Apache Inc. broke ground on the 90,000-square-foot expansion of its main production facility in Cedar Rapids, Iowa, in May of 2015. Now, they’re nearing the finish line. According to CEO Thomas Pientok, the facility will be at fullscale operation by the end of April.
Apache is a conveyor belt, hose and rubber part manufacturer and certainly no stranger to expansion and acquisitions. Despite a tough economy for the industry, Apache recently opened a facility in Dallas and acquired a company in Portland over the past couple years, in addition to the expansion in Cedar Rapids.
Jill Miller, marketing and communications manager for Apache, describes how important these products are to society overall. Everything you consume, touch and eat has been involved with conveyors — from the very beginning at a manufacturing facility to the front end in retail.
“When you go to the grocery store, there’s conveyors running the groceries — but no one ever thinks about that,” she explains.
The $7 million expansion was announced in order to accommodate the company’s significant growth, as well as provide more workspace. The additional space will also aid with in-house testing of belts, says Gregg Hanson, vice president of sales.
“We’re definitely expanding and improving our testing capabilities,” he explains.
The expansion is so extensive that it involves moving every single piece of equipment, Hanson continues. The company nearly doubled the amount of doors at the loading dock from five to nine to accommodate increased input and output.
In addition to the extra 90,000 square feet indoors on the inside of the facilities, Apache added a canopy outdoors to cover the back area, where the extra rubber and materials are stored since they are not affected by weather. The 40,000-square-foot canopy has already greatly reduced the amount of unrelated work the employees did previously, such as shoveling snow to move the materials inside or drying them off from rain and moisture.
The facility has also seen an increase in automated technology, which Hanson says has impacted output positively has impacted output positively and helped to increase worker safety. helped to increase worker safety. Though there is widespread concern about automated technology replacing human workers, Hanson says there has been no effect on jobs at Apache. In fact, in the announcement of the expansion in December 2014, the company said the project would preserve 30 jobs and create 15 new ones. Those numbers are still on track, says Pientok.
Along with the increased use of automated technology and the concerns that it presents, there is a ubiquitous conversation in the industry about the manufacturing skills gap and the fear of being unable to recruit new workers to replace the older, more experienced workers.
Responding to the skills gap crisis, the company created Apache University, an internal program to focus on recruiting young individuals and training them internally.
Miller explains that one of the biggest challenges is attracting younger generations to the industry. But once Apache is able to gain interest, they choose to train internally since the necessary skills are not often taught in school.
Apache hosts junior high and high school students on tours to attract them to the company. The company previously hosted a former presidential candidate, Sen. Rick Santorum from Pennsylvania, to tour the Cedar Rapids facility and discuss the importance of manufacturing to Iowa’s economy in 2015.

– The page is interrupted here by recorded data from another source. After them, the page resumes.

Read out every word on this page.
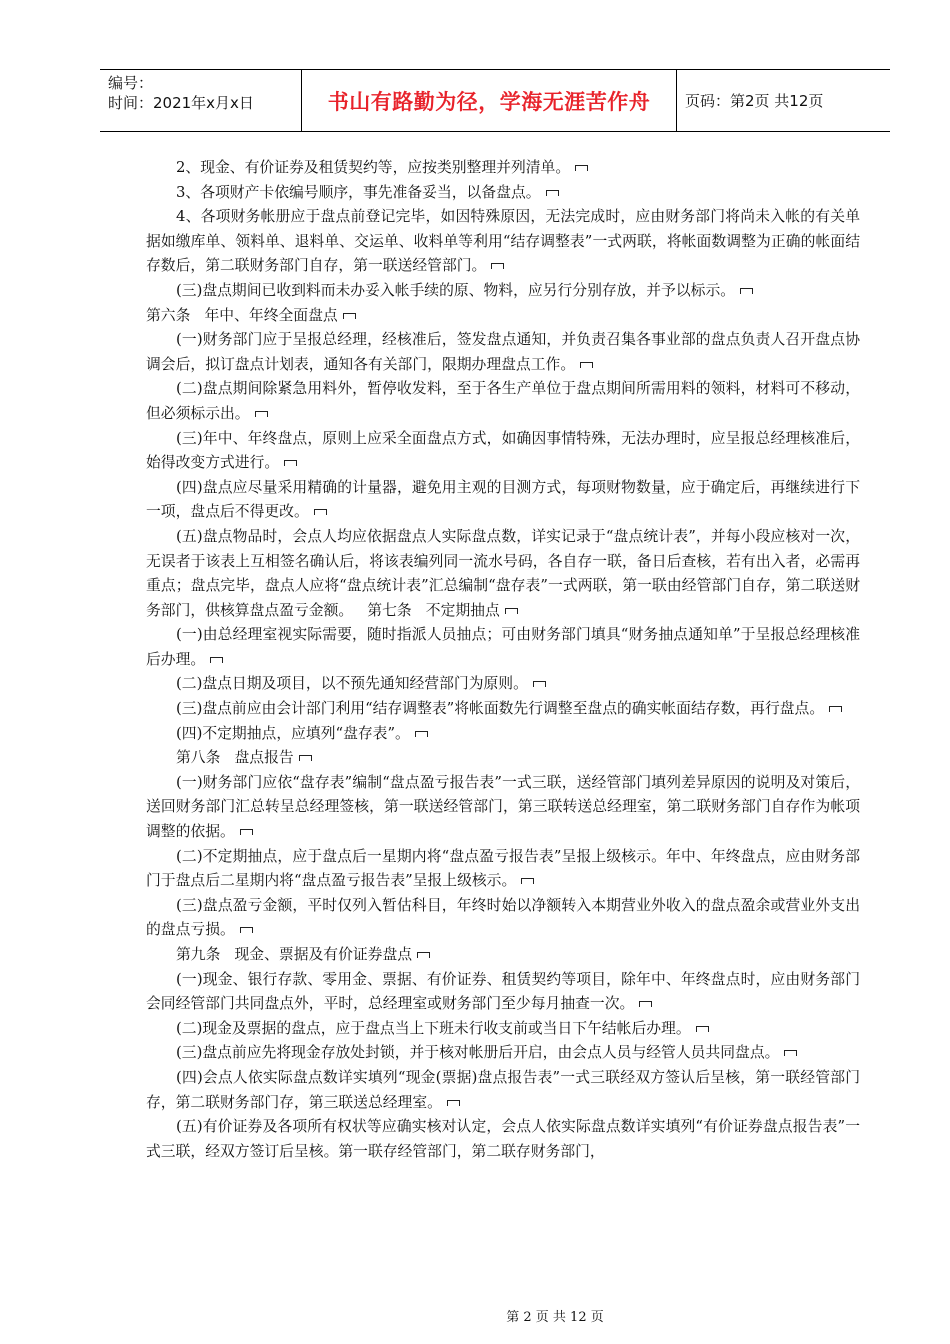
编号：
时间：2021年x月x日	书山有路勤为径，学海无涯苦作舟	页码：第2页 共12页

2、现金、有价证券及租赁契约等，应按类别整理并列清单。

3、各项财产卡依编号顺序，事先准备妥当，以备盘点。

4、各项财务帐册应于盘点前登记完毕，如因特殊原因，无法完成时，应由财务部门将尚未入帐的有关单据如缴库单、领料单、退料单、交运单、收料单等利用“结存调整表”一式两联，将帐面数调整为正确的帐面结存数后，第二联财务部门自存，第一联送经管部门。

(三)盘点期间已收到料而未办妥入帐手续的原、物料，应另行分别存放，并予以标示。

第六条   年中、年终全面盘点

(一)财务部门应于呈报总经理，经核准后，签发盘点通知，并负责召集各事业部的盘点负责人召开盘点协调会后，拟订盘点计划表，通知各有关部门，限期办理盘点工作。

(二)盘点期间除紧急用料外，暂停收发料，至于各生产单位于盘点期间所需用料的领料，材料可不移动，但必须标示出。

(三)年中、年终盘点，原则上应采全面盘点方式，如确因事情特殊，无法办理时，应呈报总经理核准后，始得改变方式进行。

(四)盘点应尽量采用精确的计量器，避免用主观的目测方式，每项财物数量，应于确定后，再继续进行下一项，盘点后不得更改。

(五)盘点物品时，会点人均应依据盘点人实际盘点数，详实记录于“盘点统计表”，并每小段应核对一次，无误者于该表上互相签名确认后，将该表编列同一流水号码，各自存一联，备日后查核，若有出入者，必需再重点；盘点完毕，盘点人应将“盘点统计表”汇总编制“盘存表”一式两联，第一联由经管部门自存，第二联送财务部门，供核算盘点盈亏金额。   第七条   不定期抽点

(一)由总经理室视实际需要，随时指派人员抽点；可由财务部门填具“财务抽点通知单”于呈报总经理核准后办理。

(二)盘点日期及项目，以不预先通知经营部门为原则。

(三)盘点前应由会计部门利用“结存调整表”将帐面数先行调整至盘点的确实帐面结存数，再行盘点。

(四)不定期抽点，应填列“盘存表”。

第八条   盘点报告

(一)财务部门应依“盘存表”编制“盘点盈亏报告表”一式三联，送经管部门填列差异原因的说明及对策后，送回财务部门汇总转呈总经理签核，第一联送经管部门，第三联转送总经理室，第二联财务部门自存作为帐项调整的依据。

(二)不定期抽点，应于盘点后一星期内将“盘点盈亏报告表”呈报上级核示。年中、年终盘点，应由财务部门于盘点后二星期内将“盘点盈亏报告表”呈报上级核示。

(三)盘点盈亏金额，平时仅列入暂估科目，年终时始以净额转入本期营业外收入的盘点盈余或营业外支出的盘点亏损。

第九条   现金、票据及有价证券盘点

(一)现金、银行存款、零用金、票据、有价证券、租赁契约等项目，除年中、年终盘点时，应由财务部门会同经管部门共同盘点外，平时，总经理室或财务部门至少每月抽查一次。

(二)现金及票据的盘点，应于盘点当上下班未行收支前或当日下午结帐后办理。

(三)盘点前应先将现金存放处封锁，并于核对帐册后开启，由会点人员与经管人员共同盘点。

(四)会点人依实际盘点数详实填列“现金(票据)盘点报告表”一式三联经双方签认后呈核，第一联经管部门存，第二联财务部门存，第三联送总经理室。

(五)有价证券及各项所有权状等应确实核对认定，会点人依实际盘点数详实填列“有价证券盘点报告表”一式三联，经双方签订后呈核。第一联存经管部门，第二联存财务部门，

第 2 页 共 12 页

Pientok, as well as numerous other employees at Apache, is involved with outside organizations that benefit both the company and brand while also giving back to the industry, he says. He was named president of the National Industrial Belting Association for 2016.

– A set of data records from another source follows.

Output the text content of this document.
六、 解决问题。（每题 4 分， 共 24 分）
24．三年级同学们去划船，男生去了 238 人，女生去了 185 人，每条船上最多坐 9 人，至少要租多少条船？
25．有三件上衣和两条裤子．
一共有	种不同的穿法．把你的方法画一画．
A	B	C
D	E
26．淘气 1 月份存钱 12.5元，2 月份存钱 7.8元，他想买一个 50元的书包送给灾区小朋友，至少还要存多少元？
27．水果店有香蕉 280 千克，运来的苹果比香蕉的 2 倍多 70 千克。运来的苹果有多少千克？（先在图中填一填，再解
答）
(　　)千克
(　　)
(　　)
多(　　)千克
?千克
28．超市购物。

“Our involvement in these trade associations, and certainly the leadership track that I’ve been given the great opportunity to follow in the association, is clearly a commitment to the industry, and I want to give back to help the entire industry be stronger,” he explains.
As an employee-owned company, Apache emphasizes the importance of its workers. “When you walk in the front door here, you’re going to feel something different. It’s our people,” Pientok says.
Pientok acknowledges the tough economy that many manufacturers have struggled in and explains that Apache has had to strategically realign facilities in order to at least maintain topline revenue. Though the company ceased operations in Chicago and production in St. Louis, it has continued to expand and open facilities in places most beneficial to operations overall.
In addition, the company leased the facility to others while going through the expansion to not overwhelm expenses, Miller explains. Apache is very focused on carefully assessing their strategy, Peintok says.
“Frankly, right now we’re a well-oiled machine. I feel better about the team that we have in place today than I have in a long, long time — maybe ever,” he describes.
After the expansion is complete, Pientok says he thinks the company will “slow down” for a while, but they’re not finished growing yet. The goal is to always look at the long term and continue to make investments, even in a rocky economy, because being short-sighted will stint growth and hurt profit.
“What is our future? We want to continue to grow. We want to be a much larger organization than we are today — but we also have to be careful not to forget who we are,” Pientok explains. “Growth can cause a loss of your roots and a loss of what you bring to the market. So we need to make sure as we grow, we stay focused on our core and the value that we bring to our customer base and their customers.”